School of Computer Science, Key Laboratory of High Confidence Software Technologies, Peking University, Beijing, China.
Center for Quantitative Biology, Peking University, Beijing, China.
Nature. 2024 Oct;634(8035):824-832. doi: 10.1038/s41586-024-08040-5. Epub 2024 Oct 23.
DNA storage has shown potential to transcend current silicon-based data storage technologies in storage density, longevity and energy consumption. However, writing large-scale data directly into DNA sequences by de novo synthesis remains uneconomical in time and cost. We present an alternative, parallel strategy that enables the writing of arbitrary data on DNA using premade nucleic acids. Through self-assembly guided enzymatic methylation, epigenetic modifications, as information bits, can be introduced precisely onto universal DNA templates to enact molecular movable-type printing. By programming with a finite set of 700 DNA movable types and five templates, we achieved the synthesis-free writing of approximately 275,000 bits on an automated platform with 350 bits written per reaction. The data encoded in complex epigenetic patterns were retrieved high-throughput by nanopore sequencing, and algorithms were developed to finely resolve 240 modification patterns per sequencing reaction. With the epigenetic information bits framework, distributed and bespoke DNA storage was implemented by 60 volunteers lacking professional biolab experience. Our framework presents a new modality of DNA data storage that is parallel, programmable, stable and scalable. Such an unconventional modality opens up avenues towards practical data storage and dual-mode data functions in biomolecular systems.

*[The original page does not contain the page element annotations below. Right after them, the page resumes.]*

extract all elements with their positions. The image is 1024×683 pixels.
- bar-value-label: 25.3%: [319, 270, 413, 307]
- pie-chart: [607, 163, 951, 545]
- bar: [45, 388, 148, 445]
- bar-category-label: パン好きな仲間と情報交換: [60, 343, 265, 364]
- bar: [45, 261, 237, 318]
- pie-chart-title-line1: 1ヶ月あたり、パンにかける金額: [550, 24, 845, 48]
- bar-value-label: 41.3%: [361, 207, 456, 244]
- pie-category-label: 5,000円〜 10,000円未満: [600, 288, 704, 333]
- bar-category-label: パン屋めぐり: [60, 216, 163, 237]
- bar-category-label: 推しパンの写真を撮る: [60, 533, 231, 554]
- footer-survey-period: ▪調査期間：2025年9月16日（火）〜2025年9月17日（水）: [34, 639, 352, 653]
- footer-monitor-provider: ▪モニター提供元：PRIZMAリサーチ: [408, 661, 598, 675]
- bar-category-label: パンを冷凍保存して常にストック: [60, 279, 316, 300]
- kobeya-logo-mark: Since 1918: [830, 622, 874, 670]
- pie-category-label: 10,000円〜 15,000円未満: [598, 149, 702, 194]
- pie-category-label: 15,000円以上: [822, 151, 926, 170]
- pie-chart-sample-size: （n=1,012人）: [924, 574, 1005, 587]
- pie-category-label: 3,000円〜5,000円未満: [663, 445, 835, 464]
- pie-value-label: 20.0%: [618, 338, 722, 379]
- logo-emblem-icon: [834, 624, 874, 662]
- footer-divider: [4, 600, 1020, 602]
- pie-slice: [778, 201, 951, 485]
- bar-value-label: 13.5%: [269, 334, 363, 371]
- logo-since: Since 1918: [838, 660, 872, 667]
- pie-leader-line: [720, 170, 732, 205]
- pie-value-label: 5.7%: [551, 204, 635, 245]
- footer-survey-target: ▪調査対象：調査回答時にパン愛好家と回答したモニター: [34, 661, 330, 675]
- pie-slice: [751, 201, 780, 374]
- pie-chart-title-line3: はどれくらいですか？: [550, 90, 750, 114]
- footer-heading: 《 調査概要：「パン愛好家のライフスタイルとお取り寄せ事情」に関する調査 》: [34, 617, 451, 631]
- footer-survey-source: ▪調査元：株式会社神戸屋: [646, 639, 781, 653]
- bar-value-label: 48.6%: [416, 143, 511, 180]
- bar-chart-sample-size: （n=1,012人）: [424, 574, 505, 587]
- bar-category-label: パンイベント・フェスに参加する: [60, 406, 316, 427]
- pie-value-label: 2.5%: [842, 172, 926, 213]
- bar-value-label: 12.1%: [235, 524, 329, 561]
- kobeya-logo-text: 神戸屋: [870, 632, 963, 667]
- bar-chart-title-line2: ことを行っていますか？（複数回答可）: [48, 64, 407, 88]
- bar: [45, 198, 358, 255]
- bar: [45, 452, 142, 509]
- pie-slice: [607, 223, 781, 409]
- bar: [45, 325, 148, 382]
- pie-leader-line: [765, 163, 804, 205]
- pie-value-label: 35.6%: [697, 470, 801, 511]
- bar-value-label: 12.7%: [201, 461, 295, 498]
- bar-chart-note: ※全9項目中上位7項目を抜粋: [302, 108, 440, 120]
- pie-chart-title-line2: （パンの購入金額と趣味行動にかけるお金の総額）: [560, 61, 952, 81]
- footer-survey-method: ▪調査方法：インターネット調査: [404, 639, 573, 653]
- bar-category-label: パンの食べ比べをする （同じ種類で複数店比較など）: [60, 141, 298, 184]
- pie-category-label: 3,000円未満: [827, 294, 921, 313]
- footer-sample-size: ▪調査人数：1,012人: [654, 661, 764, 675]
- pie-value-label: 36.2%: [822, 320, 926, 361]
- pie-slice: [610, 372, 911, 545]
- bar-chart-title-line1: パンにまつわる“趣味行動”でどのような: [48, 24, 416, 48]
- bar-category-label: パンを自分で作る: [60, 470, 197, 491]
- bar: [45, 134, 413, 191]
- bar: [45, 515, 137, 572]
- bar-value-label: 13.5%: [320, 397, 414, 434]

DNA 存储在存储密度、寿命和能耗方面显示出超越当前硅基数据存储技术的潜力。然而,通过从头合成将大规模数据直接写入 DNA 序列在时间和成本上仍然不经济。我们提出了一种替代的并行策略,使用预制的核酸在 DNA 上写入任意数据。通过酶促甲基化的自组装指导,表观遗传修饰作为信息位,可以精确地引入到通用的 DNA 模板上,从而实现分子活字印刷。通过用有限的 700 种 DNA 活字和 5 个模板进行编程,我们在一个自动化平台上实现了大约 275000 位的无合成写入,每个反应写入 350 位。通过纳米孔测序以高通量方式检索到复杂的表观遗传模式中编码的数据,并开发了算法来精细解析每个测序反应中的 240 个修饰模式。通过表观遗传信息位框架,由 60 名缺乏专业生物实验室经验的志愿者实现了分布式和定制的 DNA 存储。我们的框架提出了一种新的 DNA 数据存储模式,该模式具有并行、可编程、稳定和可扩展的特点。这种非传统的模式为生物分子系统中的实用数据存储和双模数据功能开辟了途径。